El 11 de octubre en una tribuna de Estefanía, hace unos días una columna de Enrique Gil Calvo y desde hace algún tiempo los políticos e intelectuales próximos al partido gobernante y/ó en la nómina de PRISA, discuten con mayor ó menor grado de apasionamiento acerca de la “salud de las instituciones”, de la forma en la que las mismas son soportadas por la legitimación de la sociedad.
Se atribuye en general un peso muy destacado a la hegemonía de la cultura del pelotazo como factor degradante de la democracia y de la política. Aún cuando no se llega a identificar -como se ha hecho en Codo a Codo con el nombre de “coalición ó bloque inmobiliario rentista”- el entramado de intereses que soporta y se beneficia de esa cultura, no deja de reconocerse su carácter transversal a todos los partidos políticos, la forma en la que los efectivos de todos ellos han sido colonizados por esta especie predadora de especuladores, arribistas y testaferros ocupados en la primera industria del país, la industria inmobiliaria.
Se asigna, también por los intelectuales orgánicos de PRISA, un peso destacado en la pérdida de calidad de la democracia a la campaña de mentiras y difamaciones puestos en marcha por la derecha y sus medios afines con motivo del sumario del 11-M, del Estatuto de Cataluña ó del proceso de paz en Euzkadi.
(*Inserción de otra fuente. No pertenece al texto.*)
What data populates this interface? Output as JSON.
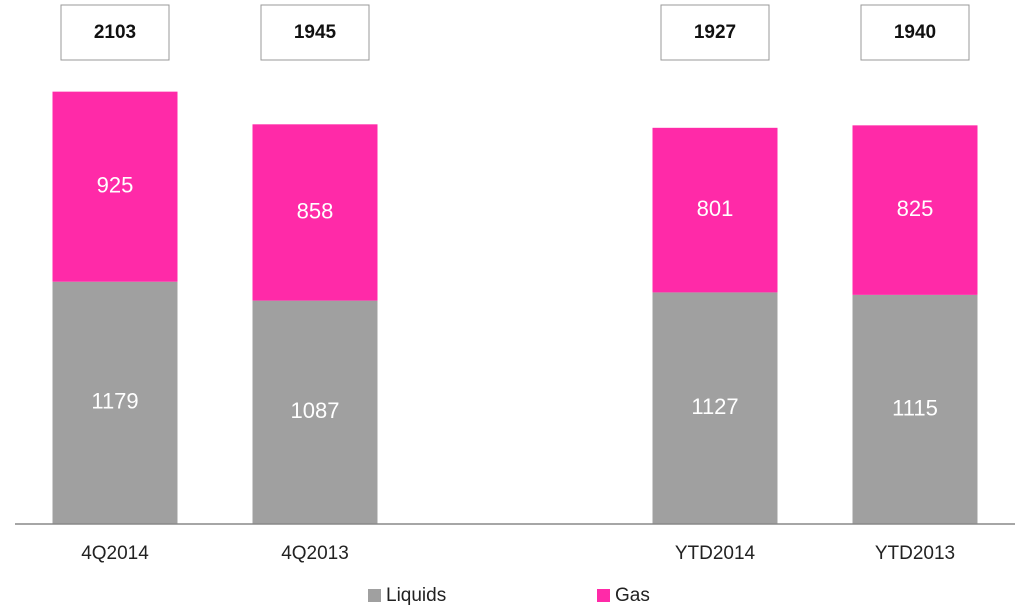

La tribuna de Juan Luis Cebrián del 12 de Octubre es uno de los más duros alegatos contra este tipo de prácticas, lo que da idea de la importancia que las conceden en el principal órgano de creación de la opinión progresista en España.
Desde la derecha se atribuye esta pérdida de calidad a las políticas del gobierno ZP, preso según ellos de los apoyos radicales con los que se sostiene y por los que se ve obligado a ceder ante las presiones de quienes atentan contra la unidad de España y amenazan a los únicos que la defienden (los políticos y electores del PP). Acusan estos mismos medios a Zapatero de haber resucitado el fantasma de las dos españas y de la extrema derecha por motivos de conveniencia electoral.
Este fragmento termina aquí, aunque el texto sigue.